Familiares dos jovens mortos por coronel da Força Aérea exigem justiça
Heitor Rocha e Bráulio Baltazar, de 19 e 20 anos de idade, respectivamente, foram a enterrar na semana passada no cemitério do Camama, em Luanda. Ambos jovens foram assassinados por um oficial superior da Força Aérea Nacional (FAN) no dia 7 do corrente mês.
Os assassinatos ocorreram no bairro Golf II, precisamente na Vila Estoril. André Francisco Ciundua, de 61 anos, coronel da FAN, é apontado como autor dos disparos que vitimaram mortalmente os dois jovens.
Tudo terá acontecido na madrugada do dia 07, quando Heitor Rocha, que em vida estudava Direito na Universidade Independente de Angola (UnIA), e Bráulio Baltazar, que estudava Engenharia Informática na mesma universidade, foram alegadamente confundidos por “bandidos” no momento em que os mesmos iam acompanhar à casa um amigo identificado por Ken, depois de um convívio organizado em casa de um dos amigos.
Em entrevista exclusiva à Rádio Angola, Luís Gomes, amigo das vítimas e residente na casa onde se terá realizado o convívio, que também esteve presente no momento do infortúnio, conta-nos como tudo terá acontecido.
“Passamos por um beco num prédio para sair no prédio do Ken, neste mesmo prédio o senhor sai armado com uma AK, mas ele não se assusta connosco, ele já estava preparado e diz, numa distância de um ou dois metros: ´afastem-se, vou fazer tiros´. Nos afastamos a uma distância de quatro ou cinco metros. O Ken reconhece o senhor e diz o nome [dele]: ´senhor Kuenda não faz isso, somos amigos do seu filho´, neste caso é o Nádio”, lembra Luís Gomes.
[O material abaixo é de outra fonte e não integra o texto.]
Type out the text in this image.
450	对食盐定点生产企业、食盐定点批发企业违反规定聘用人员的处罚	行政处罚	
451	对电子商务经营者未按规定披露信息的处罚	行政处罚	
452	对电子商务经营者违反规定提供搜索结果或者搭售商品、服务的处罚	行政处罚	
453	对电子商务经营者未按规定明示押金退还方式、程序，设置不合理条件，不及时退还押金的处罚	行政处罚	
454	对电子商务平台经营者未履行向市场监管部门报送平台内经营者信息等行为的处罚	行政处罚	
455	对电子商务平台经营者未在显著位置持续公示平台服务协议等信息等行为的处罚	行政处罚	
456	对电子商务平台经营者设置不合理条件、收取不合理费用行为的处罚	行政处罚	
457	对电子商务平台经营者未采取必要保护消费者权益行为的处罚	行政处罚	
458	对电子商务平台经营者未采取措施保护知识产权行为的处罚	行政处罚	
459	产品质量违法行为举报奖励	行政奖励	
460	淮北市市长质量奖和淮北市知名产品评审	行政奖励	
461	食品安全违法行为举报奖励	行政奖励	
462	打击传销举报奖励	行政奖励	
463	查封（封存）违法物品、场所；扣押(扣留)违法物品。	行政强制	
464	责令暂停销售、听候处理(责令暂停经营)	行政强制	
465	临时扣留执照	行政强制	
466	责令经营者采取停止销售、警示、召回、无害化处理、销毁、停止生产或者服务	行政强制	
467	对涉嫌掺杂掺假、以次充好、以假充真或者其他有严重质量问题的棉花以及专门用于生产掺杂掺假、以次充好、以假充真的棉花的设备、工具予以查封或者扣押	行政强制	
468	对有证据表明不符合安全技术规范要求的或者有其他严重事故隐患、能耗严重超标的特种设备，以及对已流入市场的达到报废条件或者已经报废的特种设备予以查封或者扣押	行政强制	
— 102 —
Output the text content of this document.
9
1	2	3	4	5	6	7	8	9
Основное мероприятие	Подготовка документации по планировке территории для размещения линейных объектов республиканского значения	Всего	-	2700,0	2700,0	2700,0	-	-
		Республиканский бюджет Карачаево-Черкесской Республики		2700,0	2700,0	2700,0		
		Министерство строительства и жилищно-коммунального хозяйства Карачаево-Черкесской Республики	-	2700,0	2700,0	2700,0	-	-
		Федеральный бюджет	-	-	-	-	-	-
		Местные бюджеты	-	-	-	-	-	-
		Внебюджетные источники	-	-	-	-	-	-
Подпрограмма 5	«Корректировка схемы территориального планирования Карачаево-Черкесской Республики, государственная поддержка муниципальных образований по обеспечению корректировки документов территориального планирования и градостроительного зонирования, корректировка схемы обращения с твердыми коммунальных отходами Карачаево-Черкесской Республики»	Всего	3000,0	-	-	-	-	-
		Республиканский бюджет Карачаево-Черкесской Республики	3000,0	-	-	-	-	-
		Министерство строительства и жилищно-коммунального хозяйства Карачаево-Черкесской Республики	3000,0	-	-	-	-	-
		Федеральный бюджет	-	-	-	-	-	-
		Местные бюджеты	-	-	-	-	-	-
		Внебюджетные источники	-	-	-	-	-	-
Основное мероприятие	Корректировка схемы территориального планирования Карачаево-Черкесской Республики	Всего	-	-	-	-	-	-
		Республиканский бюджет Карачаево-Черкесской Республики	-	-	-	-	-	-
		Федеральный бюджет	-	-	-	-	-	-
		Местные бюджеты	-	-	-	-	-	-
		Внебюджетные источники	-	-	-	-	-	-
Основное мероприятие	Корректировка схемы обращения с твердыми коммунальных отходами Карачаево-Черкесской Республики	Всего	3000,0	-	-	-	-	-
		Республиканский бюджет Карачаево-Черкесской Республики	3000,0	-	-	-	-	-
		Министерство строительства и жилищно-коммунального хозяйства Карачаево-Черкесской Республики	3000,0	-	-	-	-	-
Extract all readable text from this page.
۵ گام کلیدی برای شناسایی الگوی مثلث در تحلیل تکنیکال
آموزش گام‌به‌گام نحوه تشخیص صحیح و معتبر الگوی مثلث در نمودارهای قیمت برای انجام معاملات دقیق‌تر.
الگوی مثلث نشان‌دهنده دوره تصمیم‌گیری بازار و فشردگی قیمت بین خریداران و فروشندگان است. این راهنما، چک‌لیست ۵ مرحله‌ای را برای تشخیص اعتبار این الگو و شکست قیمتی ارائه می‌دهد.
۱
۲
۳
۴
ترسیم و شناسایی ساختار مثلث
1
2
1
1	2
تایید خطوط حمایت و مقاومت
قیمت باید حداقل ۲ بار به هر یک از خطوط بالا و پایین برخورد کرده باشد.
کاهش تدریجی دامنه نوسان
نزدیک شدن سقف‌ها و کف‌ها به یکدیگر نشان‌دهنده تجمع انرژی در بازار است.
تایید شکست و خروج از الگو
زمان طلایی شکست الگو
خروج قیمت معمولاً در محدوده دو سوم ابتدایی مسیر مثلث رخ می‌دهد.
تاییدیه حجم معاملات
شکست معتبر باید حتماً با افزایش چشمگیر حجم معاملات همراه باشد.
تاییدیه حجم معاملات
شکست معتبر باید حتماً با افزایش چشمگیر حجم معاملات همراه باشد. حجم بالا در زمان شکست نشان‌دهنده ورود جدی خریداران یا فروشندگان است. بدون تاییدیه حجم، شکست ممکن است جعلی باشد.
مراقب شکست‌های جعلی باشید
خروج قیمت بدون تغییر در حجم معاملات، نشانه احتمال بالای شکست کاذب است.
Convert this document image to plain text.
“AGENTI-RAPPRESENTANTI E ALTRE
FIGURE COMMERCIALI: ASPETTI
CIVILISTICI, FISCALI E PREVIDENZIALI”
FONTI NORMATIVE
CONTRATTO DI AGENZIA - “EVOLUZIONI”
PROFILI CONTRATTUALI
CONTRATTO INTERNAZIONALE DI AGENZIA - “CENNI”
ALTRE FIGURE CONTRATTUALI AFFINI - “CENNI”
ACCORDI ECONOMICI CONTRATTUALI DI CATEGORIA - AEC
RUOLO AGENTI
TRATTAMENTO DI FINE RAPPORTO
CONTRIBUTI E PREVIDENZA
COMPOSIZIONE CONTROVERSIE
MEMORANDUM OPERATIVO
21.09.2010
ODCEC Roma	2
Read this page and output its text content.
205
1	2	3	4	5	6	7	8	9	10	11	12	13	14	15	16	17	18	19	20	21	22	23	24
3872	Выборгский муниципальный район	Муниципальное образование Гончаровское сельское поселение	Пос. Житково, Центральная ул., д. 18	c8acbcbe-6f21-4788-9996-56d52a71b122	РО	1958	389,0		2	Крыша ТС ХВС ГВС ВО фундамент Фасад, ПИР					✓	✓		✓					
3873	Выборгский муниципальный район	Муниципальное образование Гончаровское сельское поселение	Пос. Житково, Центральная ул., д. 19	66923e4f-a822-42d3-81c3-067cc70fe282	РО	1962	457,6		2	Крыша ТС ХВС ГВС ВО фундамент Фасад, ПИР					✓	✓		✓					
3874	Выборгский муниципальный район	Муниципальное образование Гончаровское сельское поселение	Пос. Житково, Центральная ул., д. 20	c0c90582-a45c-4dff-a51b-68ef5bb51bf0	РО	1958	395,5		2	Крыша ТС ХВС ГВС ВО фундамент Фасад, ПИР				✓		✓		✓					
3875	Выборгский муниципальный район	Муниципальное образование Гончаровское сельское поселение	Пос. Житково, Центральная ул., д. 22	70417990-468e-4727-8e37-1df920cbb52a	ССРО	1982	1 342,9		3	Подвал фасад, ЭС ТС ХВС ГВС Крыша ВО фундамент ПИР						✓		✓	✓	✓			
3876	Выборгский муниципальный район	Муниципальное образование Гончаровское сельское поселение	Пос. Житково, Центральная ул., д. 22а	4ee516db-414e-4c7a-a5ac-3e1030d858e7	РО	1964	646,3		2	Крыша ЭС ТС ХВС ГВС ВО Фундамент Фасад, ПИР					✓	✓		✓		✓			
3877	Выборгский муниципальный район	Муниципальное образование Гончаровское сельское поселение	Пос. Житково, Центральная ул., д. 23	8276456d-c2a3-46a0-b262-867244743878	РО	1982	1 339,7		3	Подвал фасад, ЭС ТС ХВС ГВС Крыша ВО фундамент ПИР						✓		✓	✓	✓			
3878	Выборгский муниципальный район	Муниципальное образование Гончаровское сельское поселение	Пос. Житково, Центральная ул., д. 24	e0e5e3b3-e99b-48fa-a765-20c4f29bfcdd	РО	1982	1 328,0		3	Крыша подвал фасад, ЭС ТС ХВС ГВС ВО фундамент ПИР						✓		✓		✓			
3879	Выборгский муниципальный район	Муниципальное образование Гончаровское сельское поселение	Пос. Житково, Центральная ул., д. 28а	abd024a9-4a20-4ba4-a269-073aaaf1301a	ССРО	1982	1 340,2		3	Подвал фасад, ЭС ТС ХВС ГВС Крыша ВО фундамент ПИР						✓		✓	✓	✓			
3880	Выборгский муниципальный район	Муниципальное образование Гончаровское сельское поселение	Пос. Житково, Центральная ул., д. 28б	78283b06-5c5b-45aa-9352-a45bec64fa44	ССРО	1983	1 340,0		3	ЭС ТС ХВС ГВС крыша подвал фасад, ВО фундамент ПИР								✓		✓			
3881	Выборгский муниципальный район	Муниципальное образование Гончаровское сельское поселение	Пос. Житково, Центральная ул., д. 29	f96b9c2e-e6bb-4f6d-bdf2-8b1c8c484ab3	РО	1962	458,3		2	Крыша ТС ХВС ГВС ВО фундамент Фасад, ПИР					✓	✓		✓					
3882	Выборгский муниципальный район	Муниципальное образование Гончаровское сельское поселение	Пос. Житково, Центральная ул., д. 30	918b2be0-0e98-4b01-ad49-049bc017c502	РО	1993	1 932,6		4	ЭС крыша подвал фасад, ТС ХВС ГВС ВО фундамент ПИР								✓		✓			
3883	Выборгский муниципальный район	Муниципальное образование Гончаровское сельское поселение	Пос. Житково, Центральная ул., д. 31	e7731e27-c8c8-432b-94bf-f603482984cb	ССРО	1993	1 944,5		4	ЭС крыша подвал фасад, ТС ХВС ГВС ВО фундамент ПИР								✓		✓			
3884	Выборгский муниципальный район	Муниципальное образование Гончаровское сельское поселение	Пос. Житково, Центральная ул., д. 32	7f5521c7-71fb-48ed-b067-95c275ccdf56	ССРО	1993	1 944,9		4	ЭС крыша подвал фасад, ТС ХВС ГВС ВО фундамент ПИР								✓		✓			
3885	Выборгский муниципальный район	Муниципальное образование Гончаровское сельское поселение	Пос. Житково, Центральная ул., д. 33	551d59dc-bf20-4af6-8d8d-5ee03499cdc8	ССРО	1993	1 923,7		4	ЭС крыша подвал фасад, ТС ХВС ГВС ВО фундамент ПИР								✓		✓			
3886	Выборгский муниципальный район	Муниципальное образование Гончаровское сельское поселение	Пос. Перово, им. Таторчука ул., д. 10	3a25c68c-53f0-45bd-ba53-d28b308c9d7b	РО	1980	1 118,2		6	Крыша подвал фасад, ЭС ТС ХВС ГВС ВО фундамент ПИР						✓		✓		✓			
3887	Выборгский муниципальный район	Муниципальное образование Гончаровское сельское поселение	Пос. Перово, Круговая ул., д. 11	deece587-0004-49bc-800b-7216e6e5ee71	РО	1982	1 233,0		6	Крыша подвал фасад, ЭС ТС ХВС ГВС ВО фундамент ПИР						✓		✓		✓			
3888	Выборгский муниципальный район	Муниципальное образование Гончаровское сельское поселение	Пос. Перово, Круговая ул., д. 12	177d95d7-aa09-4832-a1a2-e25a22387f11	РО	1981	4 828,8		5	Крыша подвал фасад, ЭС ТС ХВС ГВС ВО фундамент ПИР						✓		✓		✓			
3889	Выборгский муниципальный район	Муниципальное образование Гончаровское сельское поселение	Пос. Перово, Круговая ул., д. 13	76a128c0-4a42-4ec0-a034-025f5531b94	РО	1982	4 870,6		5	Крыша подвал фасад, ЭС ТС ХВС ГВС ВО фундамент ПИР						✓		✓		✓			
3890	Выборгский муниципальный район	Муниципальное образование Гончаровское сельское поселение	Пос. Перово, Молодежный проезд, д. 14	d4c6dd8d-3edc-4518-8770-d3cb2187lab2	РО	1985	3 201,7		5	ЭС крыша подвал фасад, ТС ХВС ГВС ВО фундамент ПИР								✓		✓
Tão logo ouviu chamarem pelo seu nome, o coronel “fez dois disparos, e da forma como fez foi mesmo para matar só que falhou porque o tiro bateu nas escadas mas passou acima das nossas cabeças”.
Sem saberem por onde se esconderem, os quatro amigos correram sem destino. O militar, segundo narração de Luís Gomes, perseguiu os jovens com disparos à mistura.
“Acho que um era para me atingir e o outro para atingir o Heitor”, explicou. Mais rápido que o amigo, Luís conseguiu desaparecer da mira do atirador, mas Heitor não. “O Heitor ainda não tinha feito a curva, atingiu o Heitor. O Heitor caiu. Antes de cair me lembro de ele ter dito ´meu Deus´ e chamou o meu nome”.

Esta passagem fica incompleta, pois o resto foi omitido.